E Tambien el mar se caldea. Pero los problemas de Australia no terminan donde se acaba la tierra firme: siguen bajo el mar, sobre todo en la Gran Barrera, una de las maravillas naturales del mundo, que se muere, literalmente, cocida. Las llamadas olas de calor marino matan los corales (aquí y en el resto del mundo). Un estudio de este fenómeno certificó la muerte del 30 por ciento de los corales de la Gran Barrera en la ola de calor de 2016. En 2017 el fenómeno se repitió y mató otro 37 por ciento. Los corales se recuperan con lentitud, entre 10 y 15 años los de crecimiento más rápido, y las olas de calor tienen una frecuencia de seis años, y tiende a acelerarse, de manera que la disminución es acumulativa.
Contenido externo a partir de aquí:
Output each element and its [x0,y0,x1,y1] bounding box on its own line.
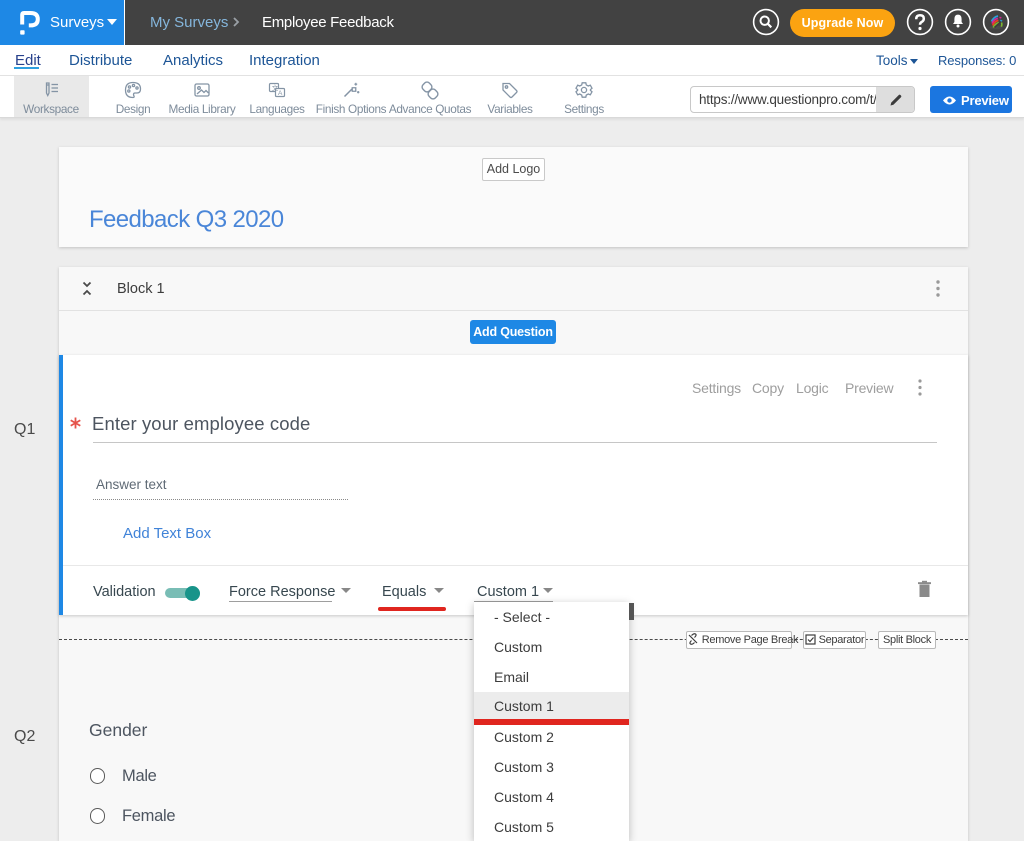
svg-text:A: A [278,90,283,97]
Estas olas de calor, al igual que el proceso general de calentamiento del océano, tienen su origen en el cambio climático, en la emisión de dióxido de carbono a la atmósfera. Si no se detienen y la temperatura global continúa ascendiendo, los corales tienen los años contados. La Gran Barrera alberga más de 400 especies de corales y 1.500 de peces. Y reporta 3.700 millones de dólares al sector turístico australiano.